En la primera sección de
enfermas, ya convalecientes, había recogimiento conventual. Las que no estaban
en la sala dormían. En el fondo del corredor, albeaba la figura rubia de la
sirvienta, veladora nocturna. El comedor, amplio y espacioso, sumido, dejaba
adivinar una mesa grande con capacidad para todo el personal de empleados y
para alumnos convalecientes, a quienes se le estimula el apetito, haciéndolos
comer allí, en un como concurso familiar. Más allá, el departamento
hidroterápico, cuartos de empleadas y el segundo pabellón de mujeres, de las
excitadas, con distribución y tratamiento iguales, de la misma índole, de los
hombres. Todo, brillante de orden y aseo.
Y ahora, usted, que es
artista, voy a dejarle ver, rápidamente, un cuadro digno de un tema de arte…

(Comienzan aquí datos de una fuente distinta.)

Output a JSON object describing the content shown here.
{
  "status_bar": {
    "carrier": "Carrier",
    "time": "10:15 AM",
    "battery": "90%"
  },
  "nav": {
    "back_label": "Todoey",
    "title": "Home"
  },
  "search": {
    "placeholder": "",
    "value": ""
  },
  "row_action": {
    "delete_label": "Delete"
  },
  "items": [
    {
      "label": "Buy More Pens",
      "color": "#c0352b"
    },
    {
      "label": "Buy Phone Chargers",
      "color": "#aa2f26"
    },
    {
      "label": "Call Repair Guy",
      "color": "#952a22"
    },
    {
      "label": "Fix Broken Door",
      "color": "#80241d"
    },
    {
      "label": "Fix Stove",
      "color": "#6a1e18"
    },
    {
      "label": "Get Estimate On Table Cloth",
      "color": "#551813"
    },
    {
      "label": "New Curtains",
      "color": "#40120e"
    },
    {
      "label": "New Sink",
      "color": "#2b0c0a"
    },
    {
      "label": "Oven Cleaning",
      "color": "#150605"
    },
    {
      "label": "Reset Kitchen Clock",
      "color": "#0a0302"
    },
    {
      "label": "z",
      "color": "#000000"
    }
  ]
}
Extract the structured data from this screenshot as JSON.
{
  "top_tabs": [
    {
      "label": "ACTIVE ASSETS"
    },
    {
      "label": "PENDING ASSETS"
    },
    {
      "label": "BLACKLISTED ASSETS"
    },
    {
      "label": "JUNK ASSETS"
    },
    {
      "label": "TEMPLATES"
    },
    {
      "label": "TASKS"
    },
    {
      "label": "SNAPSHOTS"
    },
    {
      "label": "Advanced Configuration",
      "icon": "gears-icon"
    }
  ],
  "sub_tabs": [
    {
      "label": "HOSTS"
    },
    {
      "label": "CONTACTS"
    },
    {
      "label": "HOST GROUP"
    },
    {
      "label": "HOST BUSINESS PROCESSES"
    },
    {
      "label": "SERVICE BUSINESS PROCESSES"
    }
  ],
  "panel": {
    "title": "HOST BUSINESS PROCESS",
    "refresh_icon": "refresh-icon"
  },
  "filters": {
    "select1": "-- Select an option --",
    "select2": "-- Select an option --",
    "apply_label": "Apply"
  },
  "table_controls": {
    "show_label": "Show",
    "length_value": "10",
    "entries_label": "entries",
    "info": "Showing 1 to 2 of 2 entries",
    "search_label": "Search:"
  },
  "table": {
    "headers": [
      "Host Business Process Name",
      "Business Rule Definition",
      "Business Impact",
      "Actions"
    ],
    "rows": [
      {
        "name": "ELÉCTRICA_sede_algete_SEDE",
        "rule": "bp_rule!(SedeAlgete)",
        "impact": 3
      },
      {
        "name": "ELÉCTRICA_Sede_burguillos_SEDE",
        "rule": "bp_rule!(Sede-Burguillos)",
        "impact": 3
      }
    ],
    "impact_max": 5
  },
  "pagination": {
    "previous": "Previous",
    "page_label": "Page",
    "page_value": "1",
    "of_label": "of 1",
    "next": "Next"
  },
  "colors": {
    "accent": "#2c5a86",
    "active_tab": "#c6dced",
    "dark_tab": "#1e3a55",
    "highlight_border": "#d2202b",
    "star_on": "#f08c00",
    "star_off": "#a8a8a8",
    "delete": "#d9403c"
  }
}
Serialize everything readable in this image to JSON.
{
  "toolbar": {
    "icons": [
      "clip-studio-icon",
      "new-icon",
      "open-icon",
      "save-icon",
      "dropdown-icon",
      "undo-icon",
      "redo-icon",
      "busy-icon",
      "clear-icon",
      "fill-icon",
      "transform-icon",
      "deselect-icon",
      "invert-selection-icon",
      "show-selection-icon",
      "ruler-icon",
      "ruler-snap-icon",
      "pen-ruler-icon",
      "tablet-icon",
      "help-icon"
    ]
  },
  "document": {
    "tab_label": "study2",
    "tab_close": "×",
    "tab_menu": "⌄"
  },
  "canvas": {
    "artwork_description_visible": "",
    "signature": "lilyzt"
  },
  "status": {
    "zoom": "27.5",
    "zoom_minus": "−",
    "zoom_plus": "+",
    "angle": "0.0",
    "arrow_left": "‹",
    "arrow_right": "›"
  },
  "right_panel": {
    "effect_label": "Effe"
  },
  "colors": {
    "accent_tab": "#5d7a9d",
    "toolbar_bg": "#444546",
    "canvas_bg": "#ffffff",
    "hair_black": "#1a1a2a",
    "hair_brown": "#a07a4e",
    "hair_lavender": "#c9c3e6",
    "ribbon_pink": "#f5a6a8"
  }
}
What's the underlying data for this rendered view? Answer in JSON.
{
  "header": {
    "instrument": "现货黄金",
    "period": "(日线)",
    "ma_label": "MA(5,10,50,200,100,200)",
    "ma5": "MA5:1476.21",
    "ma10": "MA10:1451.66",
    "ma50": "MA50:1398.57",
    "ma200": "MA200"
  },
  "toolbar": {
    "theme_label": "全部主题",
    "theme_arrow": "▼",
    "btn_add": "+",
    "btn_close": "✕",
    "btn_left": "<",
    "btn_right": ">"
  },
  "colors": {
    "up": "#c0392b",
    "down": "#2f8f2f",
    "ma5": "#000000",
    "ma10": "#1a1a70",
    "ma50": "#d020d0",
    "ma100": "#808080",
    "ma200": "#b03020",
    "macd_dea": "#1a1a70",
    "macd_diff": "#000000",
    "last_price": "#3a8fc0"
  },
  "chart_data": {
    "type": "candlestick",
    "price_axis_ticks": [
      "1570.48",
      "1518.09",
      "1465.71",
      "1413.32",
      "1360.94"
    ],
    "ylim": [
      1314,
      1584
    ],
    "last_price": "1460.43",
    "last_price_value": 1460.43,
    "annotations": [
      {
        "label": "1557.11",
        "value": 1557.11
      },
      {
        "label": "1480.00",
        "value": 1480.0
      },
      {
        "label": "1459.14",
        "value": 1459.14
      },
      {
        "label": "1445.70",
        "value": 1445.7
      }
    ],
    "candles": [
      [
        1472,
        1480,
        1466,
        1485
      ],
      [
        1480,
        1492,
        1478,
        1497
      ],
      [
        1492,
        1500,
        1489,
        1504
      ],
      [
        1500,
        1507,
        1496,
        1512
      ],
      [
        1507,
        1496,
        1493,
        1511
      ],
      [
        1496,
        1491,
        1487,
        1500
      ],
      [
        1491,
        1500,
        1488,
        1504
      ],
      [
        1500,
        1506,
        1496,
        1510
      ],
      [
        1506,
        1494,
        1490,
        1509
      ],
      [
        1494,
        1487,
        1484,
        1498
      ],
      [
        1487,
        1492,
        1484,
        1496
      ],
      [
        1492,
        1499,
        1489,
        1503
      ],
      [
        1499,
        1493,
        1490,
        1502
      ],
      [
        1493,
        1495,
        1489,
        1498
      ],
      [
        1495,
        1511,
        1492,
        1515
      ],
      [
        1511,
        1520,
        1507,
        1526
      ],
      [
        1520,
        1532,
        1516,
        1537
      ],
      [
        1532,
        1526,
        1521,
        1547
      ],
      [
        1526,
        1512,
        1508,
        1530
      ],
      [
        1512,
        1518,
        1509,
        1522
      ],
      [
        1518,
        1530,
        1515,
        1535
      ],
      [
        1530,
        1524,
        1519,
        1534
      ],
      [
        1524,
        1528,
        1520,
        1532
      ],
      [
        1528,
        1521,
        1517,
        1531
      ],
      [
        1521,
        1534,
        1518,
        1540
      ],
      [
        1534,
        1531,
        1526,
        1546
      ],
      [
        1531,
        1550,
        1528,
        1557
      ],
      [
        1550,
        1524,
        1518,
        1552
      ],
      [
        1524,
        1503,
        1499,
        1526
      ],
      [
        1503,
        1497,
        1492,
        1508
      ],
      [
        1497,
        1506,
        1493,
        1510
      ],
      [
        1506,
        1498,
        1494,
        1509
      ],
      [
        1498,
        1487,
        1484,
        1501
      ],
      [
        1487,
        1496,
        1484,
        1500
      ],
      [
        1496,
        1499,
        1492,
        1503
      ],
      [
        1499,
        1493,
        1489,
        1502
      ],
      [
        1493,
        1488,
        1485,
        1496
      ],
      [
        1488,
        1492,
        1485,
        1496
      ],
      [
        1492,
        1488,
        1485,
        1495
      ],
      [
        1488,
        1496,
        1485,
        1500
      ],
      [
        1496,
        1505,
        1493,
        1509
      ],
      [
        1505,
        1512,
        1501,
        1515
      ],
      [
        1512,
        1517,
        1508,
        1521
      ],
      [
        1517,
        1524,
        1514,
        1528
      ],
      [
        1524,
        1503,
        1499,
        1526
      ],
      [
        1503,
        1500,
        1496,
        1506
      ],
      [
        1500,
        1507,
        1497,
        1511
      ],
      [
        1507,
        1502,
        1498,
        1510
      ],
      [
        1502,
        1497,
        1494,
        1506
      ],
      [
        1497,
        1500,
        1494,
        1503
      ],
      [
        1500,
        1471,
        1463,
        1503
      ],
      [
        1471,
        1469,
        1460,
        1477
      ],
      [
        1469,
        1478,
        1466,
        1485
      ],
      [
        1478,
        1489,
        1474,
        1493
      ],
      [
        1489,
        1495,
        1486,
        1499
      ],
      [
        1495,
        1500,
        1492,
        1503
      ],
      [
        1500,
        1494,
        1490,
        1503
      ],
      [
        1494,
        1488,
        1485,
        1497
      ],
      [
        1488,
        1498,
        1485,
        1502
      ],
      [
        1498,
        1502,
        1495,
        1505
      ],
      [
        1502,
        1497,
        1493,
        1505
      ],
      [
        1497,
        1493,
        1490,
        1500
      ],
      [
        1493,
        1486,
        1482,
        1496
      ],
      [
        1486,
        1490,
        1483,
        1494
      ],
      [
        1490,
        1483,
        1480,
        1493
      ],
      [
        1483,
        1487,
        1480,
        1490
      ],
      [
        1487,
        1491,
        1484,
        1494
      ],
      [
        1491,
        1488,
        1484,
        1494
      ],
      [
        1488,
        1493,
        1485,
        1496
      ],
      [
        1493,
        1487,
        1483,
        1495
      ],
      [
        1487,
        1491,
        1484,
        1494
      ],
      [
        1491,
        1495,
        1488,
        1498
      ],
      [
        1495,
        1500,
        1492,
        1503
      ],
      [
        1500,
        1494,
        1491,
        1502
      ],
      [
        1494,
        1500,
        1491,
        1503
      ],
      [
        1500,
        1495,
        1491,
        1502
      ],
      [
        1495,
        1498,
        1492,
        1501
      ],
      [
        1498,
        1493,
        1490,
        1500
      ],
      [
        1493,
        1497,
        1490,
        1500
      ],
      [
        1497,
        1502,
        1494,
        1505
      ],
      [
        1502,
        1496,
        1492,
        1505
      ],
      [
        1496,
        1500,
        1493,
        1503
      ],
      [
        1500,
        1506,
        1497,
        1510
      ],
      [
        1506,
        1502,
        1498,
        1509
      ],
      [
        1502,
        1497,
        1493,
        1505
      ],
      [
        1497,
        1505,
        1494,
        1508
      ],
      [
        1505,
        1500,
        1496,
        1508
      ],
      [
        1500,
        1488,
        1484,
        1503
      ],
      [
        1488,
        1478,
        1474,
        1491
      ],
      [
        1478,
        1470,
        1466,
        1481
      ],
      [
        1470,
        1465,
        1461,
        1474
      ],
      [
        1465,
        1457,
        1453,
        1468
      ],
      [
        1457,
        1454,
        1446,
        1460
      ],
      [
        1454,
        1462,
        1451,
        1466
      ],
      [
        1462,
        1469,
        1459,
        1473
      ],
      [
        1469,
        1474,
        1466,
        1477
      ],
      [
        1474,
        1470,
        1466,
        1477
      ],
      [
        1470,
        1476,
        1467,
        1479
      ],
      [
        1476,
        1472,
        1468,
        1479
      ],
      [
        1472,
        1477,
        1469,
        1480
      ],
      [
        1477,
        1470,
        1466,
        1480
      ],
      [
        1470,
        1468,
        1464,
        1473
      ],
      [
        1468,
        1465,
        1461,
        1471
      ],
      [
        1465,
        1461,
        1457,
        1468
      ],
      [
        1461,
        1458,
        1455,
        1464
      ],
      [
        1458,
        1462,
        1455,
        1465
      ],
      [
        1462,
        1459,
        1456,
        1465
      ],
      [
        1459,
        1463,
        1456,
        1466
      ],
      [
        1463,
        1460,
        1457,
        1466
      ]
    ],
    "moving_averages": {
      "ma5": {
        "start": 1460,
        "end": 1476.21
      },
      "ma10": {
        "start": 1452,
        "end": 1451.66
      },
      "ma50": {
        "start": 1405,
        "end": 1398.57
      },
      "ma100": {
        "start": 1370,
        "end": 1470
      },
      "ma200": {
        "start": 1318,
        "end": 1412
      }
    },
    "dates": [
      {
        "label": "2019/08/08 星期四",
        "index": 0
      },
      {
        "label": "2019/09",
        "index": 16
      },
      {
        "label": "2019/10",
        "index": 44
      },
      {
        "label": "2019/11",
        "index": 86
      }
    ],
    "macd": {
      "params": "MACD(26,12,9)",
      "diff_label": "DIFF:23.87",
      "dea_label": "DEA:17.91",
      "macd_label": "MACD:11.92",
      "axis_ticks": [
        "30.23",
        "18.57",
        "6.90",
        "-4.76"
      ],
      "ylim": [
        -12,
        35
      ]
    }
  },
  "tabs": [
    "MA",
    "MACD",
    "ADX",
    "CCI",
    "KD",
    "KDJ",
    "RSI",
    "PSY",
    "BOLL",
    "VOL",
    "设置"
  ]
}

Estábamos de regreso en la
galería del primer pabellón femenino. El doctor empujó una puerta cerrada, y
miramos. En un lecho todo níveo, de blancura virginal, bañado por la onda de
luz de una incandescente, una niña, de unos quince a diez y seis años,
destacábase, entre grandes almohadas blancas. Junto a los pies del lecho, en un
sillón, una señora velaba: su madre. Un vago perfume esparcíase en aquella
habitación; perfume semejante al incienso de las capillas místicas. La niña,
sobre las alburas del lecho, era como una corporización extraterrena, como el
símbolo tangible de la juventud y el dolor. Pálida, pálida como un ideal
alabastro, su rostro oval, de rasgos puros, de hermosa cabeza, encuadrada por
dos negras pinceladas, los cabellos, traía a la memoria los rostros de esas vírgenes
adolescentes ideales del Beato, de Sandro Botticelli, de Cimabúe, de todos los
grandes y exquisitos Primitivos. Su cabellera, plegada sobre la frente y las
sienes, al modo de los lienzos bizantinos; sus grandes ojos oscuros, donde las
pestañas trazaban dos arcos de sombra; el cutis terso y celestialmente exangüe,
la figura, dentro del peinador cándido, de una inmaterial delgadez, las manos,
cruzadas sobre el pecho; manos largas y diáfanas, hechas como de una substancia
translúcida, manos de lirios o de rosas blancas, poseedoras como de una vida
propia, independiente de la del cuerpo, todo, producía una impresión
profundamente estética, una de las más puras emociones del arte, excelsamente
casto…
El doctor me volvió a la
realidad diciéndome.
Se está operando en ella
una casi resurrección. La enfermedad nerviosa que la aqueja, dejándole intacto
el cerebro, cayó sobre su cuerpo, devastadora como un rayo. Cuando entró, hace
diez meses, la parálisis dominaba su organismo íntegro; no podía hablar, ni comer,
ni siquiera movilizar sus músculos. Ya todo eso ha desaparecido, y espero,
dentro de poco, verla erguirse, en pie, sobre el suelo, y echar a andar, como
el resucitado en el milagro evangélico...
Nos alejamos… al cruzar el
jardín, la luna, en el espacio sereno, resplandecía como una flor seráfica.
Atravesamos rápidamente el salón, aun concurrido, y al subir al coche, nos
persiguió, amoroso, el vals de Bohéme, cantado, con su acompañamiento,
por la graciosa pianista, gentilmente criolla...
Habana, 1907
"Almas dolientes" [título original]. Nuevo ritos. Revista
Quincenal Ilustrada, año II, no 25, abril15 de 1908, Panamá, pp. 598-60.